昇進した人の性格が悪くなるのにはやっぱり理由があるらしい/「共感力」(ダイヤモンド社)レビュー

あの人、偉くなってから性格変わったよね。

先輩後輩の分け隔てなく気さくな雰囲気。そんな同僚も偉くなった途端、イヤな上司に早変わり。

こんな出来事に心当たりがないでしょうか。

知人との話題にしたところ、他業界でもよくある現象の模様。

この事象を長年フシギに感じていました。どうやらそれを解くカギはこの本にあるのかもしれません。
今回は「共感力」(ダイヤモンド社)を読んだ感想を書いてみます。

「共感力」はアメリカのマネジメント誌「ハーバード・ビジネス・レビュー」が贈るEIシリーズ。
本書は同誌に掲載されたEI関連の論文や記事を、テーマ別にまとめたものです。
※「EI」=感情的知性

本書はハーバード・ビジネス・レビューに掲載された共感力に関連する論文、記事を再構成したもの。
最先端の研究結果の記事・論文のエッセンシャル版。要点を掴むのにオススメのシリーズです。

本書「共感力」は11の章立てとなっています。

1.共感力とは何か
2.部下への思いやりは、叱責に勝る
3.優れた聞き手はどう振る舞うか
4.共感が協働を促し、会議の質を高める
5.子育て経験のある上司とない上司、どちらが育児の苦労に共感してくれるか
6.権力を手に入れると、思いやりが薄れる
7.なぜ人は昇進すると横柄になるのか
8.「共感的デザイン」の原則
9.フェイスブックは共感を活用してセキュリティを高める
10.共感するにも限度がある
11.ダライ・ラマがEIについてダニエル・ゴールマンに語ったこと

まさに6,7章で権力と共感力の関係について記されています。

カルフォルニア大学バークレー校で教鞭を執る社会心理学者のダッカー・ケルトナーは、実験に基づく研究を行い、人は権力を持つと他者への共感を欠くということを示した。すなわち、他者の心情をくみ取ったり、自分の行動を他社に合わせたりする能力が下がるのだ。
-6.権力を手に入れると、思いやりが薄れる-

権力を持った人間は、そうでない人よりも無礼で、身勝手かつ倫理にもとる行動を取りやすい。十九世紀の歴史家で政治家であったジョン・アクトン卿が喝破した通り、まさに「権力は腐敗する」のである。
~中略~
人は自己の長所を土台にして出世するが、立場が上になればなるほど、たちの悪い行動を取るようになることだ。この変化は驚くほど急激に起こりうる。
-7.なぜ人は昇進すると横柄になるのか-

人間の脳は権力を持つと自然に共感力が欠如するようになっている。偉くなった人の性格が変わるメカニズムはここにあるようですね。

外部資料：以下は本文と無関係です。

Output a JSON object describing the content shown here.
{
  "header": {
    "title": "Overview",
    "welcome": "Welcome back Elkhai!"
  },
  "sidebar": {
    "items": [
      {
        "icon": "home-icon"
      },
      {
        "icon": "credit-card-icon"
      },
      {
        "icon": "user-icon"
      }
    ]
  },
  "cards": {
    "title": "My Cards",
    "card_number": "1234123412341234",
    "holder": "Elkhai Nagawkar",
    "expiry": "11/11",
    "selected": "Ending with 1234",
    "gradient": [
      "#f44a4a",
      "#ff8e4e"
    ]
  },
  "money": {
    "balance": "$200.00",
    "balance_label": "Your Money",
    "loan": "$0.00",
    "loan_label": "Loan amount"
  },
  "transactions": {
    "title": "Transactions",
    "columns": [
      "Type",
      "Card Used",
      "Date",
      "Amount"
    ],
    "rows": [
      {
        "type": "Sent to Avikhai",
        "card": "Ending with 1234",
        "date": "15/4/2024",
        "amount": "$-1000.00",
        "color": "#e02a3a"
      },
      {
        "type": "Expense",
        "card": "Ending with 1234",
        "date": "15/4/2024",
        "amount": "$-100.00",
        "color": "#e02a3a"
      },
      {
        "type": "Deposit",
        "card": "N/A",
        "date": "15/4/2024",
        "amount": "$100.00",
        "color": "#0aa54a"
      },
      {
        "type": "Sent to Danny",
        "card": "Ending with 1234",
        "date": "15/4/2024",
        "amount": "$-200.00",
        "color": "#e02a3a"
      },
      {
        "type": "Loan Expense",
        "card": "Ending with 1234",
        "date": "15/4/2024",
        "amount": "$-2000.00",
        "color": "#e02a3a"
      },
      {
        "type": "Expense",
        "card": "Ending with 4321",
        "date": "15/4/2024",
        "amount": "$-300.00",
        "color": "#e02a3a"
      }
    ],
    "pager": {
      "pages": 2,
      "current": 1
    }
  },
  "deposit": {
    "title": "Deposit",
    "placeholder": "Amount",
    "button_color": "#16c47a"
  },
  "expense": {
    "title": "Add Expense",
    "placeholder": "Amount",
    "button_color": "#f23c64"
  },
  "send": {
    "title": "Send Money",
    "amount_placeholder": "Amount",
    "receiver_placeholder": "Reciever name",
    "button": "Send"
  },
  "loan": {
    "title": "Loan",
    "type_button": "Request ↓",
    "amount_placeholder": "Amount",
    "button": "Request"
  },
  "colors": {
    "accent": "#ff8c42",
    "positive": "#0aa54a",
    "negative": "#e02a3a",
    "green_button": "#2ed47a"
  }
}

逆にどうしたら共感力を落とさないようにできるのか。例として以下のように記述されています。

リーダーは、権力の使用が乱用へと変わる道を歩みたくないならば、何ができるだろうか。まず、他者を招き入れるべきだ。
~中略~
しかし、幅広い人々の意見を求めることを忘れてはならない。遠回りの質問(「私はうまくやれているだろうか?」)ではなく、直球(「私のやり方と焦点は、部下たちにどう影響しているだろうか?」)を投げかけるのだ。
-6.権力を手に入れると、思いやりが薄れる-

とは言え、一つ注意したいのがこれは権力を持った当人が自ら進んで実践するということ。
私たちがそんな上司に対して、

「あの人のために、アドバイスしてみよう」
「最近ちょっと態度が悪くなっていると言ってみようかな」

なんて思って行動すると痛い目に合う可能性が高そう。なんとも救いのない話です…。

 

もちろん、本書はこれらの話以外にも興味深い内容が記載されています。

私が特に興味を持ったのが、「5.子育て経験のある上司とない上司、どちらが育児の苦労に共感してくれるか」の章。

これは苦境に陥っている他者に対して、過去に同じ苦境を経験した人は、その経験をしていない人よりも共感を示しにくい。

人の直感って案外アテにならないものですよ、なんて内容です。

正直これには図星を突かれた気持ちでした。私自身「自分にも乗り越えられたんだから、あなたもできるでしょ」って感覚、確かにあるかもしれません。

「共感力」はこれからの時代に重視される能力の一つ

これからのソーシャル時代。コミュニケーションのカギは共感力かもしれません。

…でも共感力がない偉い人が多いのも事実。偉くなりたい人にはそこまで必要な要素ではないのかもしれませんね。うーん、悩ましいところです…。

私は、本書を読んで共感力はあるに越したことがないかな、と感じました。
「共感力」に興味を持った方、より良いリーダーを目指したい方におすすめしたい本でした。
気になった方はぜひ手に取ってみてはいかがでしょうか。